Thursday, November 12, 2015

The Grain that Broke the Camel's Back

Rice is sacred to a Senegalese village in 1971's Emitai so when French occupiers try to commandeer the harvest for supplies during World War II the villagers hide it. This roughly shot film stars mostly non-actors to its detriment but being shot in an actual West African village with its actual inhabitants gives the film a nice documentary quality.

The story, from a few decades before the film was made, was probably familiar to the people on film as well. The rice is only the latest imposition by the French Commandant and his officers who've been press ganging men of the village into fighting for the war. Now the village is mostly made up of women and elder men.

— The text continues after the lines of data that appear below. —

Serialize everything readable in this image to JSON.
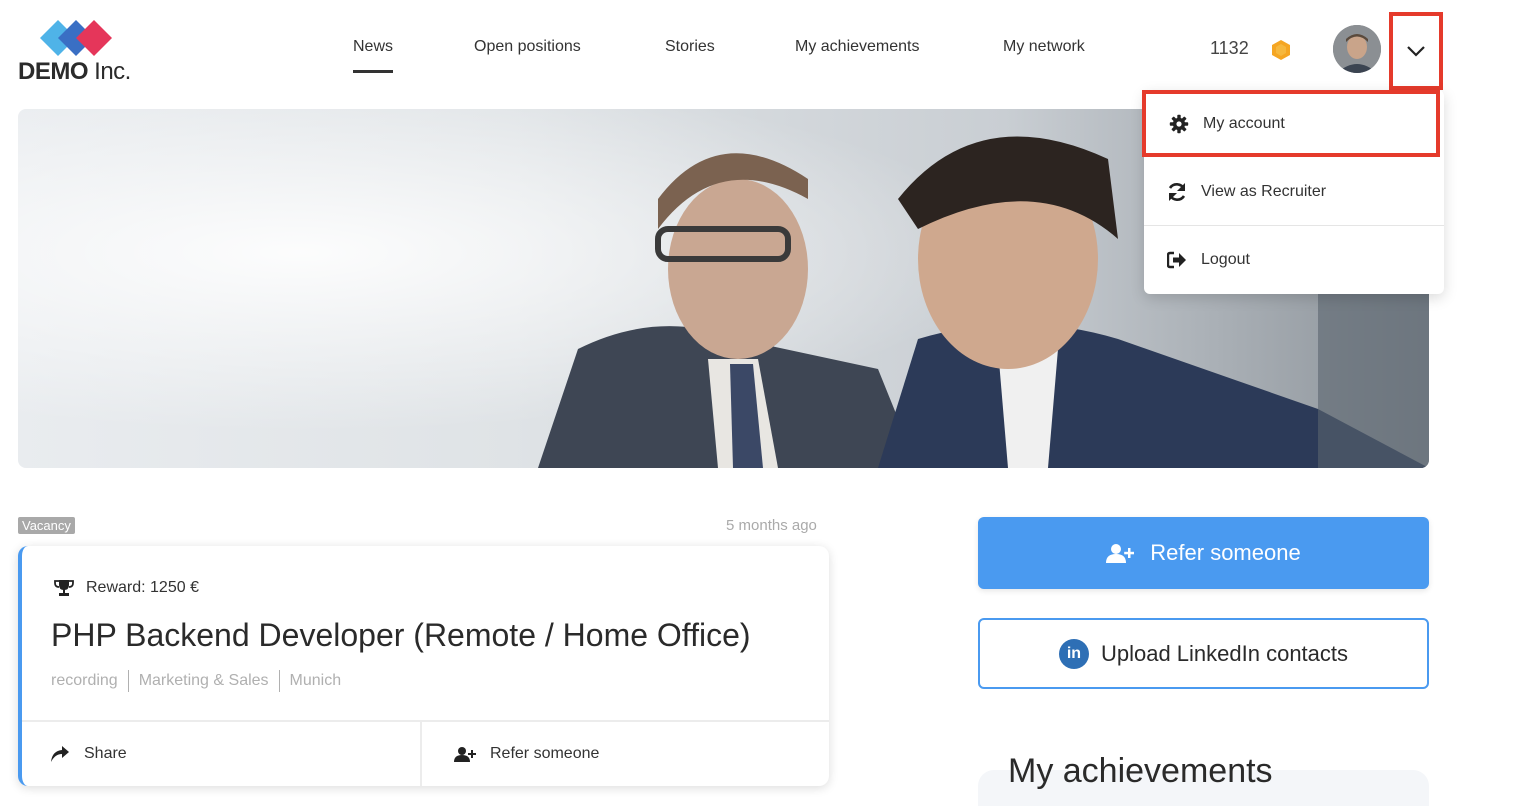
{
  "brand": {
    "logo_bold": "DEMO",
    "logo_thin": " Inc."
  },
  "nav": {
    "items": [
      {
        "label": "News",
        "active": true
      },
      {
        "label": "Open positions",
        "active": false
      },
      {
        "label": "Stories",
        "active": false
      },
      {
        "label": "My achievements",
        "active": false
      },
      {
        "label": "My network",
        "active": false
      }
    ]
  },
  "user": {
    "points": "1132",
    "coin_icon": "hexagon-coin-icon"
  },
  "account_menu": {
    "items": [
      {
        "label": "My account",
        "icon": "gear-icon"
      },
      {
        "label": "View as Recruiter",
        "icon": "sync-icon"
      },
      {
        "label": "Logout",
        "icon": "sign-out-icon"
      }
    ]
  },
  "feed": {
    "badge": "Vacancy",
    "time_ago": "5 months ago",
    "job": {
      "reward": "Reward: 1250 €",
      "title": "PHP Backend Developer (Remote / Home Office)",
      "tags": [
        "recording",
        "Marketing & Sales",
        "Munich"
      ],
      "share_label": "Share",
      "refer_label": "Refer someone"
    }
  },
  "sidebar": {
    "refer_button": "Refer someone",
    "linkedin_button": "Upload LinkedIn contacts",
    "linkedin_icon_text": "in",
    "achievements_title": "My achievements"
  },
  "colors": {
    "primary": "#4a9af0",
    "highlight": "#e53a2b",
    "coin": "#f5a623",
    "linkedin": "#2e6fb5"
  }
}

The women are forced by the French officers to sit in the sun in a village square for long periods, held hostage while the council of elders debates what to do about it. In addition to debating, they also make animal sacrifices and an actual chicken and a goat were harmed and killed in the making of this film.

The goat is particularly hard to watch as its screams sound like a human child's.

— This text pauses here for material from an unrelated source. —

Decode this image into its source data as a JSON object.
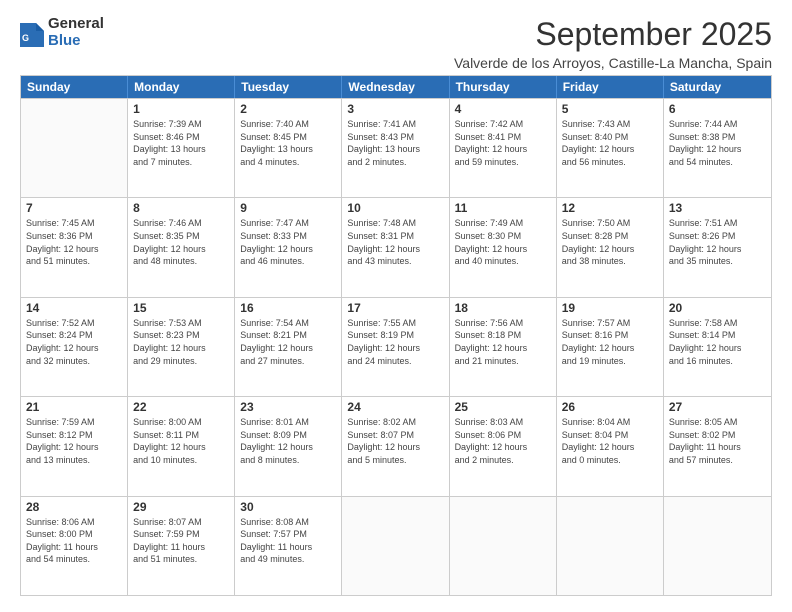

Director Ousmane Sembene also departs from a purely documentary style to take us into the perspective of the elders as participants in a ritual. In parts of west Africa, certain individuals wore masks and became the gods, speaking as the gods in order to give council and render judgement in village disputes. Sembene puts a magenta filter on the lens and has half the council suddenly vanish and then the masked gods pop into existence one at a time.

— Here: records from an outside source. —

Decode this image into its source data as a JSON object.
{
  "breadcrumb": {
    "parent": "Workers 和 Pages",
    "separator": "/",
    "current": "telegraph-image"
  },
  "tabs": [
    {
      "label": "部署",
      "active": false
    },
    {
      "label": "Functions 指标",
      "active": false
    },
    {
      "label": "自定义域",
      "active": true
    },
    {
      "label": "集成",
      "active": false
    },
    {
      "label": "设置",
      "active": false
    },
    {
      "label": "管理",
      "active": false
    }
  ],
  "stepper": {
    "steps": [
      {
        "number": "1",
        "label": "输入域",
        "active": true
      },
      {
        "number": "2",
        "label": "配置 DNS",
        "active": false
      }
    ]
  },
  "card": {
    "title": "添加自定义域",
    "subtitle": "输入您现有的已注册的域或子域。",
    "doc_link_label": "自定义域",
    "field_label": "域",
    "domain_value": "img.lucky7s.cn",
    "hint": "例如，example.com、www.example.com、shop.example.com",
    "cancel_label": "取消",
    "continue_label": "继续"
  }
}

The demand for rice is the symbolic last straw and the council and the gods refuse to yield. Sembene was also an author and I read one of his books, God's Bits of Wood, for the African Literature class I'm currently taking. The difference in how characters are crafted between Sembene's prose and cinema endeavours is enormous. Both stories deal with groups of people rather than focusing on individuals but God's Bits of Wood takes time to establish distinct and complex personalities. Emitai feels more like it stars a crowd of extras, the women don't seem emotionally invested in the defiant songs they sing and the village elders yell their lines at each other without much sense of reacting to one another. But on an obviously low budget Sembene comes up with some nice compositions with the natural beauty of Senegal and the artistry of the resident culture.